Lente adoption des technologies
Si la productivité a tendance à stagner un peu partout dans le monde, c’est en Europe que le ralentissement est le plus fort avec des pays comme la France où elle recule même sur une période récente. Trois causes sont avancées pour expliquer ce grand déclassement du Vieux Continent. D’abord une mauvaise allocation de ressources tant humaines que financières. Le chômage plus élevé en Europe prive les entreprises de talents. Et l'épargne n’est pas suffisamment investie dans les secteurs à forte croissance potentielle.
Ensuite, l'adoption des technologies est trop lente au sein des entreprises. “Ce n’est pas parce qu'on n'a pas eu Apple, Google ou Amazon, tempère Pierre-Olivier Gourinchas. C’est le fait que l'adoption des outils technologiques dès les années 90 a été bien plus faible en Europe qu’aux Etats-Unis. Et c’est particulièrement le cas dans les pays où il y a de la rigidité sur le marché du travail et où on préfère protéger l’emploi.”
Enfin, les experts pointent une forme de désenchantement du Vieux Continent. Les Européens ne semblent plus croire au dynamisme de leur territoire et préfèrent investir leur argent aux Etats-Unis où les rendements sont bien meilleurs.

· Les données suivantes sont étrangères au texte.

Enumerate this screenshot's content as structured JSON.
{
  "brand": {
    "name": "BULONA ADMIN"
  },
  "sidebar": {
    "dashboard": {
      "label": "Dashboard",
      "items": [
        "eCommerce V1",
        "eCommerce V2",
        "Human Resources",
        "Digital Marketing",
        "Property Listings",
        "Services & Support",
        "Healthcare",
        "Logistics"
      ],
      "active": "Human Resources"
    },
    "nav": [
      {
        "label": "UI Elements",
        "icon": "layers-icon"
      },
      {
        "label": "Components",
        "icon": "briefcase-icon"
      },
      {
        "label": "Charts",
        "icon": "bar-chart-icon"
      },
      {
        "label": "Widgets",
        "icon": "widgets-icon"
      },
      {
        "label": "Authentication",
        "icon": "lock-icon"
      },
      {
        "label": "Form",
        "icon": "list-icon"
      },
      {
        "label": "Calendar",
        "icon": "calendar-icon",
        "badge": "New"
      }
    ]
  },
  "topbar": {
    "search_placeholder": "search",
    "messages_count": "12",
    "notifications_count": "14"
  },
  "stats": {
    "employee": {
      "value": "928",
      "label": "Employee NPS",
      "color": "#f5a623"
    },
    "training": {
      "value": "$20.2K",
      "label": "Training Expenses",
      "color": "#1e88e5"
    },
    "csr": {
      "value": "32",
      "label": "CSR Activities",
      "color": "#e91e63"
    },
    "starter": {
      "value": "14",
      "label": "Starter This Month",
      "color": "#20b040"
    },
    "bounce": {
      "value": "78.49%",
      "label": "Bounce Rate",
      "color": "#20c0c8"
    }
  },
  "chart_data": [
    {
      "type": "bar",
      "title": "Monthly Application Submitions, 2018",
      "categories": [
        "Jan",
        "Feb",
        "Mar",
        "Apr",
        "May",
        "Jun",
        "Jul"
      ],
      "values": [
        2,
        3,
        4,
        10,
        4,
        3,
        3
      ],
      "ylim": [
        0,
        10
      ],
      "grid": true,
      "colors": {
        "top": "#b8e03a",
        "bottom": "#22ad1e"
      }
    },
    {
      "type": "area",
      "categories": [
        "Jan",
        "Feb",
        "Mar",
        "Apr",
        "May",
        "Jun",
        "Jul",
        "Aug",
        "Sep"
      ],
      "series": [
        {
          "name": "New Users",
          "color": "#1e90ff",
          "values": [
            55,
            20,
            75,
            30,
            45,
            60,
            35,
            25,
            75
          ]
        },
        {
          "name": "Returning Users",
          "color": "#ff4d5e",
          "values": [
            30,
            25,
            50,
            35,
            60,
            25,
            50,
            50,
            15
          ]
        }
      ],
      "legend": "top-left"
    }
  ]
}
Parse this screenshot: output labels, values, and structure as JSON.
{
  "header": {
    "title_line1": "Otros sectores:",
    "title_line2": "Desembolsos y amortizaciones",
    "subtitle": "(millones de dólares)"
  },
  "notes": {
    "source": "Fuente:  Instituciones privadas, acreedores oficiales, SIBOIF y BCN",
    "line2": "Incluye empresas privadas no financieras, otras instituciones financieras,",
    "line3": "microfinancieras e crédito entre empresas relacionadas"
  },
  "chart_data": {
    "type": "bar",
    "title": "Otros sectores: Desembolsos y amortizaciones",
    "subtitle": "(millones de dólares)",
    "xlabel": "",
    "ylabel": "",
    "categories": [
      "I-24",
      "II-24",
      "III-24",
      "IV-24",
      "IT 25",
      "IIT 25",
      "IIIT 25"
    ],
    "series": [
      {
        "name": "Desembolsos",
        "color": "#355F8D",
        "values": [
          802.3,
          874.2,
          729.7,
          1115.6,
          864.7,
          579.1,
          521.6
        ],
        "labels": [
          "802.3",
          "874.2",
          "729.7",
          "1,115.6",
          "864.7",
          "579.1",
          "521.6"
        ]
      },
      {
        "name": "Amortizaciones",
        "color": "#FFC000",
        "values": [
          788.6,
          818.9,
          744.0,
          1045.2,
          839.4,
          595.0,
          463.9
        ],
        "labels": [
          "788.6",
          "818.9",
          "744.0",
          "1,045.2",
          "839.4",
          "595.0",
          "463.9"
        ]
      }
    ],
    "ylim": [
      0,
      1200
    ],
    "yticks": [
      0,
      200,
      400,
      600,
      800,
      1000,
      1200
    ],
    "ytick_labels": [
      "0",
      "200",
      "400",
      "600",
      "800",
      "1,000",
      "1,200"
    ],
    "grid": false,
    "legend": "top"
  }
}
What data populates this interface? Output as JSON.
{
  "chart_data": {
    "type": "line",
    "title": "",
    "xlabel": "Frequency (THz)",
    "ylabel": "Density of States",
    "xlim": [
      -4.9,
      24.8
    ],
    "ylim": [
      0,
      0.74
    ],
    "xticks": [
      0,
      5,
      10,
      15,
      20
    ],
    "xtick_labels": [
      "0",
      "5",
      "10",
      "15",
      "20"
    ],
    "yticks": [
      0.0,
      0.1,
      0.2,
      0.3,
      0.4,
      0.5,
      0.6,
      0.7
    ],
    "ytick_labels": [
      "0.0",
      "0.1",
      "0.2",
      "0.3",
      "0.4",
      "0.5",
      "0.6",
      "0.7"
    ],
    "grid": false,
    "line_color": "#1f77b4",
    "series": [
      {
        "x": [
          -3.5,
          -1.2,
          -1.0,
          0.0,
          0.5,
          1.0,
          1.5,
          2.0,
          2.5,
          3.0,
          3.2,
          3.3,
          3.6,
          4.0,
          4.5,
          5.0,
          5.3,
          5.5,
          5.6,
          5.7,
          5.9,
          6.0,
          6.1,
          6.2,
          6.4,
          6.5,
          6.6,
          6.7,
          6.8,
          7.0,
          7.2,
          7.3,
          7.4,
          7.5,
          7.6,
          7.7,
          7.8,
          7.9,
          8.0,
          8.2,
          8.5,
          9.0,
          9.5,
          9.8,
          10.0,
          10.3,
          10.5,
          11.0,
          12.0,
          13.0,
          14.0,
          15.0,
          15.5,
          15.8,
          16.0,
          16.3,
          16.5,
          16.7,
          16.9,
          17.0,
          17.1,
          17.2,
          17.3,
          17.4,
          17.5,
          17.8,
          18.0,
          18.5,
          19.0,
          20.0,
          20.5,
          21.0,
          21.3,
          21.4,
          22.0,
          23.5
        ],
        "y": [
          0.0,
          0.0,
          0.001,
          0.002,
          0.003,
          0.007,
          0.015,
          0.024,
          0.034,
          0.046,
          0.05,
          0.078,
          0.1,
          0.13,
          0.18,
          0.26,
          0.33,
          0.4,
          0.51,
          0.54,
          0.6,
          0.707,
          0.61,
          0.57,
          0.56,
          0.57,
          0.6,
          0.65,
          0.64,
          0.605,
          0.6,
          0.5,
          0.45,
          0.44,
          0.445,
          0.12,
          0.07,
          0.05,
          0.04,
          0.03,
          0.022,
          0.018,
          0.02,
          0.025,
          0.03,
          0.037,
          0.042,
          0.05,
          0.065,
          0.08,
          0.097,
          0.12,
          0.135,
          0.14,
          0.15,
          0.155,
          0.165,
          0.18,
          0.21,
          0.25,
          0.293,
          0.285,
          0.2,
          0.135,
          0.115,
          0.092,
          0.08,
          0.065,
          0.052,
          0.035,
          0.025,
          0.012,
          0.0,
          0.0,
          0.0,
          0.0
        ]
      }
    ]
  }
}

“L’Europe n’arrivera pas à se moderniser si elle ne garde pas son épargne et envoie 400 milliards d’euros par an pour moderniser l’économie américaine”, résume l’économiste Patrick Artus.
Le développement récent de l’intelligence artificielle offre un exemple frappant. L’Europe tente de prendre le train en marche mais accuse déjà un retard en matière de moyens déployés. “La photo est très inquiétante, reconnaît Jean-Pierre Clamadieu, le président du conseil d'administration d’Engie. Actuellement, les Etats-Unis c’est 45% de l’énergie fournie aux data centers dans le monde, l’Europe ce n’est que 15% et ce retard dans l’adoption de ces technologies va nécessairement impacter notre productivité.”
Conflit pour le partage des revenus
Or sur le long terme, les salaires suivent mécaniquement l’évolution de la productivité. Les faiblesses européennes et françaises sont donc sources de tensions et de conflits présents ou à venir. “Quand on a une faible progression de la productivité, on déclenche un conflit pour le partage des revenus, résume Patrick Artus. On a des ménages qui se défendent, des entreprises qui se défendent et ça se fait au détriment des Etats qui doivent dépenser plus.
"Si on avait eu 2% de gain de productivité depuis 10 ans on aurait moins de dette et de déficit.”
Dans ce paysage assez sombre pour l’économie européenne, l’économiste et prix Nobel Esther Duflo vient apporter la contradiction. Selon elle, la productivité pourrait être mal mesurée car appuyée seulement sur les secteurs marchands qui sont les seuls quantifiables. “Prenez la santé par exemple, illustre-t-elle. Ça devient beaucoup moins reluisant pour les Américains. L'espérance de vie ne s'améliore pas, voire baisse. Pourtant les dépenses de santé y explosent. Alors que ce n’est pas le cas en Europe. C’est lié à cette notion de progrès. Qu’est-ce qu’on veut obtenir? Le but de l'économie ce n’est pas le PIB, c’est le bien-être.”